I put this story in brief on my facebook page Yesterday, and it received so much attention, that I thought it only fitting to write on the blog too.
I have two preferred guide horses at Castellare. One is my own gelding Navarro, a 12 year old Sardinian Anglo Arab that has probably seen more of Tuscany than any horse in the country and the other is Shamal, a palomino criollo with a flowing White mane and a crooked ear.

Of course other horses get ridden out, often it’s important that the young horses learn to ride up front early in their careers – and I have another horse that needs to get out on the trails for his own mental health…but if I have a big group, or I am riding outside of the estate I prefer to have either of these horses under me.

Navarro is hotter than Shamal, his arabian blood comes out occassionally, and if hes a little fresh he can spook at silly things, or pull at the canter. What I love about him though, is his courage. If I point this little horse into the middle of a group of cattle, or down a steep gully he will charge through like a tractor. He is not a heavy horse, and quite fine and elegant looking – but he will take on any challenge as long as his cardinal rule is obeyed. ‘Let me do my job, and dont interfere!’ Shamal is slightly older, and wiser. Less cocky but still very much a dominant horse when out on a ride. You could fire a rifle off his back, and he would stand firm. Not an overly affectionate horse (much like Navarro) he is a horse that commands respect.

Some horses need riding, others need a bit of guidance, and others need only subtle ‘suggesting’.
Navarro and Shamal are two of the latter. Two fairly misunderstood horses, that are really two of the smartest.

Try and take up a strong contact with either, attempt to boss them about, or use too much leg, and the ride will be spent at an irritating jog, with head tossing and pulling. Horse and rider will argue, and both will return sweaty, grumpy and tired.
These two horses know their job too well, and dont need your help. Let them do the thinking (perhaps with only an occasional check not to stride ahead so fast, to choose an alternate trail, or to pick up/drop the pace) and these horses are perfect. In another life, I think these two horses probably were war horses. They work with a professionalism and keeness that sets them apart from the others. Neither will accept riding at the back of the group, but they know that at times they will be expected to change positions briefly, accept other horses riding off, or be the last out when closing a gate. They get that. Thats part of their job.

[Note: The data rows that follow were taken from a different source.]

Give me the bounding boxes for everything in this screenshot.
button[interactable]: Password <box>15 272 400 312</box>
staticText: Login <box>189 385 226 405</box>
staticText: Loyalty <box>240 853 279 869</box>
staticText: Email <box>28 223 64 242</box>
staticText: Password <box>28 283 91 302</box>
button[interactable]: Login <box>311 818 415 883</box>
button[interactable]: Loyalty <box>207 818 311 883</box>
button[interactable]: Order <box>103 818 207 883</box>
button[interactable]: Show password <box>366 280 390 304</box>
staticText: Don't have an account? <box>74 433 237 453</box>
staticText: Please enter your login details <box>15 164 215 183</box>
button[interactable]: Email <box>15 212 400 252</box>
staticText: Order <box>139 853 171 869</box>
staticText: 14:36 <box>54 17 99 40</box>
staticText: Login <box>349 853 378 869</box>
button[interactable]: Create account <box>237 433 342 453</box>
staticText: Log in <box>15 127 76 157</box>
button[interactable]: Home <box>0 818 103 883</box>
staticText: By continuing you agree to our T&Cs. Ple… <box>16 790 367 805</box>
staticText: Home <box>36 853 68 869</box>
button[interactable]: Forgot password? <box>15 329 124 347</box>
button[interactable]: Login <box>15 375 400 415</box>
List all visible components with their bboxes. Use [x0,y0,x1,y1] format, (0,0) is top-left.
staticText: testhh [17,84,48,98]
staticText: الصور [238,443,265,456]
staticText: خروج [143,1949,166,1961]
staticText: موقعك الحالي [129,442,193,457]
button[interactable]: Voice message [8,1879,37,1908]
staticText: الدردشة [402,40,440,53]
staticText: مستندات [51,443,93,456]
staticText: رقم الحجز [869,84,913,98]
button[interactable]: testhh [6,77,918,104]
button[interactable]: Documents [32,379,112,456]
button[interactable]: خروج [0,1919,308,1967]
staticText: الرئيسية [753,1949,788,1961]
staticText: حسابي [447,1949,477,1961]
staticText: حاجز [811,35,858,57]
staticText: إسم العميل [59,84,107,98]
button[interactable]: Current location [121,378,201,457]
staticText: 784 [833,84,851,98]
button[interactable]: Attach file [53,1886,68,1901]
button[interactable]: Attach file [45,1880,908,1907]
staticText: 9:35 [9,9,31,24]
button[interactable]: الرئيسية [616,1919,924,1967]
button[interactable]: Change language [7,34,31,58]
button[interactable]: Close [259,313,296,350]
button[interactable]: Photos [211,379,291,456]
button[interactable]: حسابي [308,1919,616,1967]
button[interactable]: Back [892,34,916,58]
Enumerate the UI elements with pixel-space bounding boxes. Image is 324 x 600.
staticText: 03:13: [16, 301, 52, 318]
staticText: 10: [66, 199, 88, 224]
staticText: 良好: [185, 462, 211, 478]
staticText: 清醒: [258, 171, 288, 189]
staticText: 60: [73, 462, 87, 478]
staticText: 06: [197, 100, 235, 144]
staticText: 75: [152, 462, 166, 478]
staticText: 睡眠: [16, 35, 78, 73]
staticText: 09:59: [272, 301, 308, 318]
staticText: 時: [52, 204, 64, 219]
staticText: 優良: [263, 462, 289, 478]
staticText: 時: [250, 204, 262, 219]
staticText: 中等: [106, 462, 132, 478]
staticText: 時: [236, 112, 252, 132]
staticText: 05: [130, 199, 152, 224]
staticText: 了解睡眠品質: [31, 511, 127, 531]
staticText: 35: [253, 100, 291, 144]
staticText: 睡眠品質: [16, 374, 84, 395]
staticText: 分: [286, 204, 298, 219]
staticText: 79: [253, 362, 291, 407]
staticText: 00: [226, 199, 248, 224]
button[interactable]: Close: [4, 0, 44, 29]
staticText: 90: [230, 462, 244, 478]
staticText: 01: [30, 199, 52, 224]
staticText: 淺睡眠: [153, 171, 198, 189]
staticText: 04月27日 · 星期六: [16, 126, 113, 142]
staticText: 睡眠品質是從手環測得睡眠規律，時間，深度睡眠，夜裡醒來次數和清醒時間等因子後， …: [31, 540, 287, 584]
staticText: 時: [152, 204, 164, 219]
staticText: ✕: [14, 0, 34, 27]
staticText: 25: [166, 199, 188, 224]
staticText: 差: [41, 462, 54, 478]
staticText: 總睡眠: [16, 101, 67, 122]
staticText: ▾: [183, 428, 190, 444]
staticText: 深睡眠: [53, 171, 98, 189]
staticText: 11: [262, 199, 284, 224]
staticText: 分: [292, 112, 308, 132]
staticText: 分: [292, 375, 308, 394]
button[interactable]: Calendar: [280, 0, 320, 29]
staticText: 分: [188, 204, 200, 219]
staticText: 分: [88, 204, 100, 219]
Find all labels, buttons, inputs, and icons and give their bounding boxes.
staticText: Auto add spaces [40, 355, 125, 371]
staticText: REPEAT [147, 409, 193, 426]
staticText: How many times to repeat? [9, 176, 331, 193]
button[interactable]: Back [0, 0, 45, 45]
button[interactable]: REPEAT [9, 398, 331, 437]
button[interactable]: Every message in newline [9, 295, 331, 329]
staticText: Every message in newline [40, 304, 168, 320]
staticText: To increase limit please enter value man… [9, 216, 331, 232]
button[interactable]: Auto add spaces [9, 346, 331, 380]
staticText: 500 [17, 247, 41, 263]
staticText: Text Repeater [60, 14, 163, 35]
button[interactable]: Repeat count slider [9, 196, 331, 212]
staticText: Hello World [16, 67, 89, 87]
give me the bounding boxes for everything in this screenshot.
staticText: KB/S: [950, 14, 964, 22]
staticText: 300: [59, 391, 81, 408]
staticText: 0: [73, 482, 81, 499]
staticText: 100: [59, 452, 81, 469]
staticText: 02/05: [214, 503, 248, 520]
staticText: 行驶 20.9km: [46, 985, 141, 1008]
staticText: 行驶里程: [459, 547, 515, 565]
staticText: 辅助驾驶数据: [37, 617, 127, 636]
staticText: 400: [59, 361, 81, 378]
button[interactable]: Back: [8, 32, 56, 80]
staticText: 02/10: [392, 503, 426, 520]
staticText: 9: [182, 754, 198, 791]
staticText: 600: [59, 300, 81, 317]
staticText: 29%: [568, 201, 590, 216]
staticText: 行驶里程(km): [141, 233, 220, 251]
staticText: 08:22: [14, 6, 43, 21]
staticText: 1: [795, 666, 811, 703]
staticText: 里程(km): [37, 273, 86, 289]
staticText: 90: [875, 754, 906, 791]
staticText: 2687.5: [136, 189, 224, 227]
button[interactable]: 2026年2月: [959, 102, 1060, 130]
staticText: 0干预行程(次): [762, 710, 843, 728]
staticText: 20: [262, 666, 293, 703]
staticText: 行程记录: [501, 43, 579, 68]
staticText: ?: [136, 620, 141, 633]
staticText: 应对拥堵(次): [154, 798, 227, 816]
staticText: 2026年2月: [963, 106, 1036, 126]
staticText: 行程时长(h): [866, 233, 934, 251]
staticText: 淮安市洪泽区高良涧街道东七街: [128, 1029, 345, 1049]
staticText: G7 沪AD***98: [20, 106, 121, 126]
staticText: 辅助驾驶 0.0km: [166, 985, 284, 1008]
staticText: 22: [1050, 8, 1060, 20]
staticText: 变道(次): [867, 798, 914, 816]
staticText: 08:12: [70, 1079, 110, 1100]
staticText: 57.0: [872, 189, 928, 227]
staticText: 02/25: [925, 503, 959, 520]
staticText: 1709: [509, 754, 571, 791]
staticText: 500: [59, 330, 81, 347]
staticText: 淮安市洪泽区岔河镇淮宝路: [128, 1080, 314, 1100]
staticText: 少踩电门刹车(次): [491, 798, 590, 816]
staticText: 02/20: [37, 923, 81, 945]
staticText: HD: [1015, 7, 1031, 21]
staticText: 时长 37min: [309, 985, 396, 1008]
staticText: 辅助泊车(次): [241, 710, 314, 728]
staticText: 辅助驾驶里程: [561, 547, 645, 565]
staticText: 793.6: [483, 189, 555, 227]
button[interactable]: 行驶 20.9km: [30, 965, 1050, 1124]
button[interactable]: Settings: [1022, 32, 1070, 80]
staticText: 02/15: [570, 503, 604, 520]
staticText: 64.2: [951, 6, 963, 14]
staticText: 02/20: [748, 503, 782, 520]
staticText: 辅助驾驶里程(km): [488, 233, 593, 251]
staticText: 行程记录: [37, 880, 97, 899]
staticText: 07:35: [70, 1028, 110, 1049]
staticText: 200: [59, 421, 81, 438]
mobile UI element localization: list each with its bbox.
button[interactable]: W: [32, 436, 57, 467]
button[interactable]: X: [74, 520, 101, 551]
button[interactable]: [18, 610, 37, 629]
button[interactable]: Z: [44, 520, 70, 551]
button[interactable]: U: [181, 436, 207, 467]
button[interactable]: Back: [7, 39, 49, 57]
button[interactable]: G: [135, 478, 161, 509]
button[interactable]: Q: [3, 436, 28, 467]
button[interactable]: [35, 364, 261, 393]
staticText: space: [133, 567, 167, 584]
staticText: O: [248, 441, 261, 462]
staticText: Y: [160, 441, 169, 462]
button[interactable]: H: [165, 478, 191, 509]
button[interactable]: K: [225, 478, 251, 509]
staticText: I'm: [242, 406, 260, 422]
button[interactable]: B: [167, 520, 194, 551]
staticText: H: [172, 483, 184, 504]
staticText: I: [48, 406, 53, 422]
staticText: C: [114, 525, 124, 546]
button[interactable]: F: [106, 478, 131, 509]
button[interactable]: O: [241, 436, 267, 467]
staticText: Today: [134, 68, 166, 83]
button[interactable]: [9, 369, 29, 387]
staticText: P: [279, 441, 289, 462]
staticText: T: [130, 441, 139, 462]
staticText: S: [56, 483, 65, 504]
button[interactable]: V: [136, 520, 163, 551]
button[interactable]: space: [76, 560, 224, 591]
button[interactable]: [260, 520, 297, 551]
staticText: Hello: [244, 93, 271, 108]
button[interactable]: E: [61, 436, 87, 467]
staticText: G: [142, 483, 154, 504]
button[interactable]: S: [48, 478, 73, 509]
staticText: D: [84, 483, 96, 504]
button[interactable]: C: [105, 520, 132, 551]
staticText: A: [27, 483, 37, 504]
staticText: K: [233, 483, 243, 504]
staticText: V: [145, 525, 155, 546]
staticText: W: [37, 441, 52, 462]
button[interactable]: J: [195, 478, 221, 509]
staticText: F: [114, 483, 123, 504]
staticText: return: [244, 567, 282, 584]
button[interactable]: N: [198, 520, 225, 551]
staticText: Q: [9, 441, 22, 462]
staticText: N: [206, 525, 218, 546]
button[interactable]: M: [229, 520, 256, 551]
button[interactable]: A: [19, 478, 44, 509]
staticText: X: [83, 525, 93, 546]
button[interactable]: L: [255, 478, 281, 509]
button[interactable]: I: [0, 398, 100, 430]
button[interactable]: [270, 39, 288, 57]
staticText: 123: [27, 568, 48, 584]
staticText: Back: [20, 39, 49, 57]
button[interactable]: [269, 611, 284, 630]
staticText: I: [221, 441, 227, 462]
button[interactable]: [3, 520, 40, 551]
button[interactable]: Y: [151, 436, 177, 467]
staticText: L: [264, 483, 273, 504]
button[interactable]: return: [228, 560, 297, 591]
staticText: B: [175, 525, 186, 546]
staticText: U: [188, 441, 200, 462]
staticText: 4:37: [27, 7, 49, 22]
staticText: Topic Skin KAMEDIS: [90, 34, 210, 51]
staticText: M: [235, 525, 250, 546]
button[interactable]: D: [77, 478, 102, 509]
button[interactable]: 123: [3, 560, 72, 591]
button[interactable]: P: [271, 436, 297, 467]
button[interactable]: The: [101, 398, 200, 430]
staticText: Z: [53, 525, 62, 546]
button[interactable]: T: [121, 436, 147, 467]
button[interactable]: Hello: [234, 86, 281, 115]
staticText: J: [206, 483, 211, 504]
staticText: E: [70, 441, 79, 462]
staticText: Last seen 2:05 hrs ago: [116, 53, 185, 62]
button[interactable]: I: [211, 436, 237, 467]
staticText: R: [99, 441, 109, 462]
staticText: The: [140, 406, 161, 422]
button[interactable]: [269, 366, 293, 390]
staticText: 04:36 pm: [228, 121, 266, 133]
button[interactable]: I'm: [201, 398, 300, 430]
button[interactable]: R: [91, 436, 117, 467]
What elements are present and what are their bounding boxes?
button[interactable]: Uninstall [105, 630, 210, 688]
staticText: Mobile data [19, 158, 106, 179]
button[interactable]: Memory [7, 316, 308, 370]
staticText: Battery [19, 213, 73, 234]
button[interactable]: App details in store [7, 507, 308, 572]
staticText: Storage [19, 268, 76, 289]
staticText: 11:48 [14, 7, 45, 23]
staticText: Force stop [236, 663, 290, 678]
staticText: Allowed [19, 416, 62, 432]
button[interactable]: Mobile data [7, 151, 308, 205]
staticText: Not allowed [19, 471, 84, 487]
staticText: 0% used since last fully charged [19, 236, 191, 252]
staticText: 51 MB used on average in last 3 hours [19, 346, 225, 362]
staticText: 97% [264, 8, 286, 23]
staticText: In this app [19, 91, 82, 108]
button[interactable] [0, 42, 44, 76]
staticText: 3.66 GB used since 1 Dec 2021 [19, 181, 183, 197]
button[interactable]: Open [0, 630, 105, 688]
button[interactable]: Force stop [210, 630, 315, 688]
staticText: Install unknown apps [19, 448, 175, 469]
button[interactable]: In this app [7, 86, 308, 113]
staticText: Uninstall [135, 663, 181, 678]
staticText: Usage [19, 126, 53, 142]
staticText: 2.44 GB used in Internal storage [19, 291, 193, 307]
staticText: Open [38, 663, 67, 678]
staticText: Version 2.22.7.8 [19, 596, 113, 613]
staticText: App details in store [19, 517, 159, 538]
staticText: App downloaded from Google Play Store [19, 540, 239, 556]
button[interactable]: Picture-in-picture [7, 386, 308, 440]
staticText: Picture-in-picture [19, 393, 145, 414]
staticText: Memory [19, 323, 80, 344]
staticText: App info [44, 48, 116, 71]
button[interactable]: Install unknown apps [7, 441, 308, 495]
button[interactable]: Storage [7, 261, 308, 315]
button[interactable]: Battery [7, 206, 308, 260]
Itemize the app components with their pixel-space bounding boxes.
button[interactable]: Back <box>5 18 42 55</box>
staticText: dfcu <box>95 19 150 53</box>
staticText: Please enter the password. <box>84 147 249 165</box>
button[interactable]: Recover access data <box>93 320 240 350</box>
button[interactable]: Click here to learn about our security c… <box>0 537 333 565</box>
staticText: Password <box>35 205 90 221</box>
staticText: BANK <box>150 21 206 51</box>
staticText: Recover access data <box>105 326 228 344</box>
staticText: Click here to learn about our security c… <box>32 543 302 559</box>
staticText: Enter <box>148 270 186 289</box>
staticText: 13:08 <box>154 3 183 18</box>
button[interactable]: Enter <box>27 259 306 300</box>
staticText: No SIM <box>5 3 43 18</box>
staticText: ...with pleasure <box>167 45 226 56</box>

Two days ago, riding out with a group, Shamal quite literally saved my life. Cantering along a sand path that has never caused me any concern (an old road lined with trees, that I have ridden weekly for the past two years) Shamal without warning leapt to the side of a small hole in the dirt (on the side of the trail). As he leapt, one back leg touched the right side of the hole which proceeded to completely crumble. He pulled up quickly, allowing me time to alert the others behind to stop. I jumped off, and went to inspect the now very large hole in the middle of the road. It was an underground tunnel, brick lined inside – possibily used during the war, or even beforehand for storage. The roof had weakened and started to cave, and Shamal with his superb animal instict had known that something was amiss. His lightning fast reflexes had quite literally saved both of us, and allerted the others to the danger underfoot. A horse like this, really is worth his weight in gold. As I rode home from that ride, I have never felt more gratitude to an animal in my life.

But how many times have horses saved me in the past without me realising? How often are those aprehensions of their valid?

So the moral of this post. When in doubt. Trust your horse!